What we do in this case is literally what your functional spec above states, as part of overall testing framework:

  • Have a testing library with two methods (among others) - test_file_identical() and test_grep_file(). If you need help writing those two, please drop a comment and i'll offer some hints (we use different comparators, including a combination of -e, comparisons of various stat attributes, comparing content strings of tested file vs. benchmark file obtained via File::Slurp and doing grep of the file, line by line or via slurped contents for small files, including comparison of massaged grep results to a benchmark file.

  • Have your tests cases organized into sub-directories (or tarballs), one per test, and each test consists of 2 directories - input files and expected output files.

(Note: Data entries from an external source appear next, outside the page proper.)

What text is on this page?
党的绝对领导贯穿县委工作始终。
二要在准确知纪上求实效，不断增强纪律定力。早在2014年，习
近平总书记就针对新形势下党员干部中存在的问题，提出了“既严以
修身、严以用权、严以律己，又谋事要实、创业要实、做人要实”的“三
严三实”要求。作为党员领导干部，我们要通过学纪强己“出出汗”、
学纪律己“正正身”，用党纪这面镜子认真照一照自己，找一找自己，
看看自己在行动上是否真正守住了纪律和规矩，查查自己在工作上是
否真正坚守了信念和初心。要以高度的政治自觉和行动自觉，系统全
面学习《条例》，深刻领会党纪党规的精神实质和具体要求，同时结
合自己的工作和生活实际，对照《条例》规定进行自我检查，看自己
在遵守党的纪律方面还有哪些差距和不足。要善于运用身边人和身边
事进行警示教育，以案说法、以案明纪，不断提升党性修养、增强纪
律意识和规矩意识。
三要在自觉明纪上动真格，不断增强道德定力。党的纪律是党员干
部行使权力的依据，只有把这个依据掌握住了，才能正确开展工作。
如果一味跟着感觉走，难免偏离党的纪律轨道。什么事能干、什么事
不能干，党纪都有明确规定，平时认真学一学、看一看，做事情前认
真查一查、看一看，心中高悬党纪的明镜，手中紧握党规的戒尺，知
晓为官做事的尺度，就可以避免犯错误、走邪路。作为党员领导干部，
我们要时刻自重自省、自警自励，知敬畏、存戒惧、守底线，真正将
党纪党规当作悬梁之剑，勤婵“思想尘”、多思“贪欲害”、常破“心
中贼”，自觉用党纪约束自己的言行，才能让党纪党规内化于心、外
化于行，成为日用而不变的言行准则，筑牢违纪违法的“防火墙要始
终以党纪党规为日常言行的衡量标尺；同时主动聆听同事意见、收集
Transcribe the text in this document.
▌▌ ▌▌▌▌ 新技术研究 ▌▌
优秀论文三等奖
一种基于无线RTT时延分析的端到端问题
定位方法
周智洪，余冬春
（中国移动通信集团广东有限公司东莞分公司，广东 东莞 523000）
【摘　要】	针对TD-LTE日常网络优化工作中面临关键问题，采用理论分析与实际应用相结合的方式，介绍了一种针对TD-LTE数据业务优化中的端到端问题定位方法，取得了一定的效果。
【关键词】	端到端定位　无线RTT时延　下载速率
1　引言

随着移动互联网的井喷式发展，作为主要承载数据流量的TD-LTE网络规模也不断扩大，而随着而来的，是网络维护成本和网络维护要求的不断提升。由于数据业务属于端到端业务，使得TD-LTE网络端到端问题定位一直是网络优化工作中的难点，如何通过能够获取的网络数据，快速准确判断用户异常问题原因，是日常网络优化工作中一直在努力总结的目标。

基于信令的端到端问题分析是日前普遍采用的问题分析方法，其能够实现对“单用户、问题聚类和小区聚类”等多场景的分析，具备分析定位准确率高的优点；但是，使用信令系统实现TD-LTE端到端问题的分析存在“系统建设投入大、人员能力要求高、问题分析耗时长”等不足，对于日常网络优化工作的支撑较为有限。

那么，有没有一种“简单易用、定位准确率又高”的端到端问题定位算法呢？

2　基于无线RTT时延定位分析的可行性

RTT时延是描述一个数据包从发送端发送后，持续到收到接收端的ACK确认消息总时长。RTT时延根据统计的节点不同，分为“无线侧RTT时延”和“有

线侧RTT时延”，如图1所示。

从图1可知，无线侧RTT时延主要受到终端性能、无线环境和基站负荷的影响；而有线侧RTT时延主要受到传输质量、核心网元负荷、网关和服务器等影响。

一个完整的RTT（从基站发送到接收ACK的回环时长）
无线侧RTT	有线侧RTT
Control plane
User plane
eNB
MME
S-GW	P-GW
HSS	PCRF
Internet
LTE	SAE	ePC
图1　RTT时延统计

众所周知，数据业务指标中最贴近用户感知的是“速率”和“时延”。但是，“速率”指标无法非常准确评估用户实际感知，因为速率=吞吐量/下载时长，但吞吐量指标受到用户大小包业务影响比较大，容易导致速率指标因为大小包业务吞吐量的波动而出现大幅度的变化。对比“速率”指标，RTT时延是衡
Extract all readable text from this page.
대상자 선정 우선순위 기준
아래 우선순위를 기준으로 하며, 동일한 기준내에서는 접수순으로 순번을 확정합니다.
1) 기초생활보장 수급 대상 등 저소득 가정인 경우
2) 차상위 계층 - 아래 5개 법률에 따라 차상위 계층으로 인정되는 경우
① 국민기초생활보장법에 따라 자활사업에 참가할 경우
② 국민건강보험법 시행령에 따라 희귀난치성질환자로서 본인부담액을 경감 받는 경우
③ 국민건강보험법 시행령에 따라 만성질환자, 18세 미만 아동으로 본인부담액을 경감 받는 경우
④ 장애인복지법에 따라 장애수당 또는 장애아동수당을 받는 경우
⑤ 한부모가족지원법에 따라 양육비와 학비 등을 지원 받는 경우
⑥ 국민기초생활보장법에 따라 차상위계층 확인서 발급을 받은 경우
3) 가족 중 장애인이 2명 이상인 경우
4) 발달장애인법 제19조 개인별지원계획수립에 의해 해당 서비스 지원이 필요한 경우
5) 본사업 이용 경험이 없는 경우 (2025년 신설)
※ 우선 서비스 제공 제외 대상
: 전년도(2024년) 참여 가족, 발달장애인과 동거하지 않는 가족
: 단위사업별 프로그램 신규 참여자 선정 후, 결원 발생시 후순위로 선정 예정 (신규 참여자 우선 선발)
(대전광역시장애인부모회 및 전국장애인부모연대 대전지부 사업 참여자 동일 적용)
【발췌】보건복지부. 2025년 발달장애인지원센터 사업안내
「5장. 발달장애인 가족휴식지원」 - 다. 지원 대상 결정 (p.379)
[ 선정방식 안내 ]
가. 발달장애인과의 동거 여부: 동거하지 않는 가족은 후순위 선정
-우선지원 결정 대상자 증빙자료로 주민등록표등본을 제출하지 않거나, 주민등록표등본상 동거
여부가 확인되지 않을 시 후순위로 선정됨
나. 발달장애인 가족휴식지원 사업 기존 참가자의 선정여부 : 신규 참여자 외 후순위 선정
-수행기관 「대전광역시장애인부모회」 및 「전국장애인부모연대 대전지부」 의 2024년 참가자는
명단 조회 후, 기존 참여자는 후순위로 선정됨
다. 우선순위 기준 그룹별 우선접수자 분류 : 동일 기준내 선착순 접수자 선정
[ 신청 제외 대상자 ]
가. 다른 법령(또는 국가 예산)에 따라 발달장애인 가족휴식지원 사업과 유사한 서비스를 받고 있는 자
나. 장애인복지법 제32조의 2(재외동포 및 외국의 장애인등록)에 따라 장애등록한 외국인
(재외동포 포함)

  • Have the test engine script loop over test cases (which for us are meta-described either by a Perl datastructure or better yet, an XML file so business analysts can fiddle with them if needed).

  • If a test case specifies that the test needs to match (exactly or via grep), the test engine finds appropriate files (either hard-coded names, or via name pattern specified in test case), apply those file testing methods mentioned in the first bullet point

DVK
+1  A: 

There's nothing magic about a test. Read the files in, check they have the right contents. Bog simple.

open my $fh, $file;
my $have = join '', <$fh>;

is $have, <<'WANT', "contents of $file";
The quick brown fox
jumped over the lazy grey dog.
WANT

Nothing ground breaking there. Test::File::Contents will provide you with some utility functions so you don't have to write that over and over again.

If you're testing a bunch of files, you can make the process data driven.

my %file_tests;
$file_tests{"expected_filename"} = <<'WANT';
Expected content
WANT
... and so on ...

for my $file (keys %file_tests) {
    my $want = $file_tests{$file};

    file_contents_is($file, $want, "contents of $file");
}

If the contents are large you may want to stick the expected output into files and use files_contents_identical().

Finally, if you want to make sure the program ONLY produced the files you expect and there are no strays, make a temp directory, chdir into that, run the program from there, and check the directory only contains the files you expect. I'll leave that as an exercise for the reader.